SYDNEY (Reuters) - A 17-year-old girl has died after being attacked by a shark as she surfed with her father off the Australian coast.
Laeticia Brouwer was on holiday in Esperance, a tourist town on Australia’s west coast, when she went for an afternoon surf on Monday at nearby Wylie Bay, while her mother and siblings watched from the beach.
“Father and daughter were out surfing where the waves were breaking and that is when the attack occurred. He brought her to shore,” West Australian police acting senior sergeant Ben Jeffes said.
Paramedics said Brouwer’s injuries and blood loss were too severe for her to survive.
“We can take some comfort that Laeticia died doing something that she loved,” a family spokesman Steve Evans told a news conference.
“The ocean was her and her family’s passion. Surfing was something that she treasured doing with her dad and her sisters.”
The Kelp Beds break, which is popular with surfers and sits off the unpatrolled Wylie Bay beach, was also where a 23-year-old man lost part of both his arms in a non-fatal shark attack in 2014.
Brouwer’s death is the first fatal shark attack in Australia this year after two fatal attacks last year, both in Western Australia, according to a database.
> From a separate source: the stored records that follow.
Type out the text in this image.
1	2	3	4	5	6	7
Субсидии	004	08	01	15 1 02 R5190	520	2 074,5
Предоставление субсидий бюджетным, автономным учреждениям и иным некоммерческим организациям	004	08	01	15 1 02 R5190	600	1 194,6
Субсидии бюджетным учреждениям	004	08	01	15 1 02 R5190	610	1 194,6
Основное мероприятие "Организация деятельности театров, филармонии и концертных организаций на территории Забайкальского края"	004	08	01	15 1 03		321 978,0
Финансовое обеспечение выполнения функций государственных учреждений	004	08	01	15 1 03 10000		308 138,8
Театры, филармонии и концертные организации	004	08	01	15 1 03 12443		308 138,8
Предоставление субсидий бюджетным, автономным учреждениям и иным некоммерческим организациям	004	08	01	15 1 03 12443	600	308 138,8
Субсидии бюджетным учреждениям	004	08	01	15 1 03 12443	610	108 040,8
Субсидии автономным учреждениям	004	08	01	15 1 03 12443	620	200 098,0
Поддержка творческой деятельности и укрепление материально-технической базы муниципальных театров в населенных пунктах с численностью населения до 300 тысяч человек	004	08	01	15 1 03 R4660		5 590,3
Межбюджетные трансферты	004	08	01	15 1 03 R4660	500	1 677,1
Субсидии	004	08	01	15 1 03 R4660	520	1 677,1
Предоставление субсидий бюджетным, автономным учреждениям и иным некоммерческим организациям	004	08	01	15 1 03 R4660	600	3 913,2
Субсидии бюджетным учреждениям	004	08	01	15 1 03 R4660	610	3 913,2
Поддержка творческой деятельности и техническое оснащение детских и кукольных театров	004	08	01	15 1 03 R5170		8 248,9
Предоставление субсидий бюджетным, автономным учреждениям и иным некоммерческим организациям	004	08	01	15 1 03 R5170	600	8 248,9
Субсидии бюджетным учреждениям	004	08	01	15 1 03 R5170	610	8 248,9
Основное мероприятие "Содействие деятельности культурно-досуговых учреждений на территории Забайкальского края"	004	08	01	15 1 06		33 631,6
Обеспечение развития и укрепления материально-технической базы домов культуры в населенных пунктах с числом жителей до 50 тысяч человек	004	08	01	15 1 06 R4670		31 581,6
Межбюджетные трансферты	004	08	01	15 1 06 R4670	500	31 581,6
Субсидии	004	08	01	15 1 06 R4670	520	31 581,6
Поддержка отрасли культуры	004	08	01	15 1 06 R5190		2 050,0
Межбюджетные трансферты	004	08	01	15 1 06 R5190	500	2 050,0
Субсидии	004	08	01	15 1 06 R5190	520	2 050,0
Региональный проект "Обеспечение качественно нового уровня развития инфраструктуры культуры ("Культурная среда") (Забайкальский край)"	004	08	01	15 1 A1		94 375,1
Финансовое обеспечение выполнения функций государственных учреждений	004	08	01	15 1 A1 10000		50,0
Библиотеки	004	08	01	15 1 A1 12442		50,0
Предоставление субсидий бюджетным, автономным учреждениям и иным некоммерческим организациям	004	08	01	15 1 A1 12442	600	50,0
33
Australia ranks behind only the United States in the number of unprovoked shark encounters with humans last year, the International Shark Attack File of the University of Florida shows.
It is testing wider use of shark nets at the country’s beaches while surfers are being drawn to new technology like board implants and wet suits that repel sharks.
Authorities have closed Wylie Beach for the next 48 hours. Brouwer’s broken surfboard was being examined to try determine the species of the shark that attacker her, media reported.